I'm pretty much completely new to Spring. I've been trying to get declarative transaction management to work.
It does work, but only if I specify a data source in the transaction manager bean, as in the example:
<bean id="txManager" class="org.springframework.jdbc.datasource.DataSou rceTransactionManager">
<property name="dataSource" ref="dataSource"/>
</bean>
We get our data source from a separate config file. So I want to leave out the data source property, we don't want it in two config files:
<bean id="txManager" class="org.springframework.jdbc.datasource.DataSou rceTransactionManager">
</bean>
The DataSource is available to my code.
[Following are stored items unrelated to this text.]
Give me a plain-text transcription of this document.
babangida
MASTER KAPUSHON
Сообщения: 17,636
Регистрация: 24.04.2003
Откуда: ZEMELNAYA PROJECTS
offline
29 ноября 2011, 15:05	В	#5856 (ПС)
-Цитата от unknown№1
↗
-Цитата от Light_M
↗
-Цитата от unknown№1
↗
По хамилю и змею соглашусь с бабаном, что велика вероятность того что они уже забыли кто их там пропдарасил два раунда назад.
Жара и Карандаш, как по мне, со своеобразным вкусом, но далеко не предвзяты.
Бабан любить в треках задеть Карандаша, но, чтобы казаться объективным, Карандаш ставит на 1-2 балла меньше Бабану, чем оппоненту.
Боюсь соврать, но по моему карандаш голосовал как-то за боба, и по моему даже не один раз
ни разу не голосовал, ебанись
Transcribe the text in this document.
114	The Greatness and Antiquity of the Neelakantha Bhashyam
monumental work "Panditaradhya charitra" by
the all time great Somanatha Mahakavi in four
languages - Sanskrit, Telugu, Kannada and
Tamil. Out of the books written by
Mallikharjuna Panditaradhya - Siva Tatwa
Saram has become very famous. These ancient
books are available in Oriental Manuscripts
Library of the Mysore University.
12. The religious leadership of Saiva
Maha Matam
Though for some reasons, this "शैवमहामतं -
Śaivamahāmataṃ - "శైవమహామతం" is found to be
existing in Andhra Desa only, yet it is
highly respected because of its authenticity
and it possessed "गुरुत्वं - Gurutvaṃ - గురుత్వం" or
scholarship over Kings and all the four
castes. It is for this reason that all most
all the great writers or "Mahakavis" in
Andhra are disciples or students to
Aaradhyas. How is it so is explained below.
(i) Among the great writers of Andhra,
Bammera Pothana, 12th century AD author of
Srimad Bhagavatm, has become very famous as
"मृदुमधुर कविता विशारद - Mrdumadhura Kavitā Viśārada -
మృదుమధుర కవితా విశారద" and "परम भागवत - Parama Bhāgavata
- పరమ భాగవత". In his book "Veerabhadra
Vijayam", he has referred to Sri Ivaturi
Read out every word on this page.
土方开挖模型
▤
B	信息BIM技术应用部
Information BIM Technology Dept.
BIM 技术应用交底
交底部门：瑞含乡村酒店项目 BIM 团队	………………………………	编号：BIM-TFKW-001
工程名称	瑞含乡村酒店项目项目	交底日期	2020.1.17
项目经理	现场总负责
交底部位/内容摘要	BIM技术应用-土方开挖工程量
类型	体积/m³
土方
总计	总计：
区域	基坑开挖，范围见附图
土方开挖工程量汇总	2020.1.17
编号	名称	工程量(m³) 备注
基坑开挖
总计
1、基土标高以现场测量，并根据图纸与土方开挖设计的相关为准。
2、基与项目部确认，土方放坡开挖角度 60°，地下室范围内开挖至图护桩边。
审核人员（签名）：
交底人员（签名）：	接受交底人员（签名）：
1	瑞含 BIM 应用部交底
I subclassed DataSourceTransactionManager. I can get the DataSource from our configuration at run time. For testing, I dummied it up as follows:
public class MyDataSourceTransactionManager extends DataSourceTransactionManager {
public MyDataSourceTransactionManager() {
super();
BasicDataSource basicDataSource = new BasicDataSource();
basicDataSource.setDriverClassName("org.hsqldb.jdb cDriver");
basicDataSource.setUrl("jdbc:hsqldb:db_file");
basicDataSource.setUsername("sa");
basicDataSource.setPassword("");
basicDataSource.setDefaultAutoCommit(false);
super.setDataSource(basicDataSource);
}
}
This doesn't work, in the sense that my transactions are no longer atomic, each little piece commits. I tried to fix this by adding
basicDataSource.setDefaultAutoCommit(false);
as above. No luck.
I hope this isn't too obvious a question, I'm new to Spring and have no idea how to proceed, any help would be much appreciated.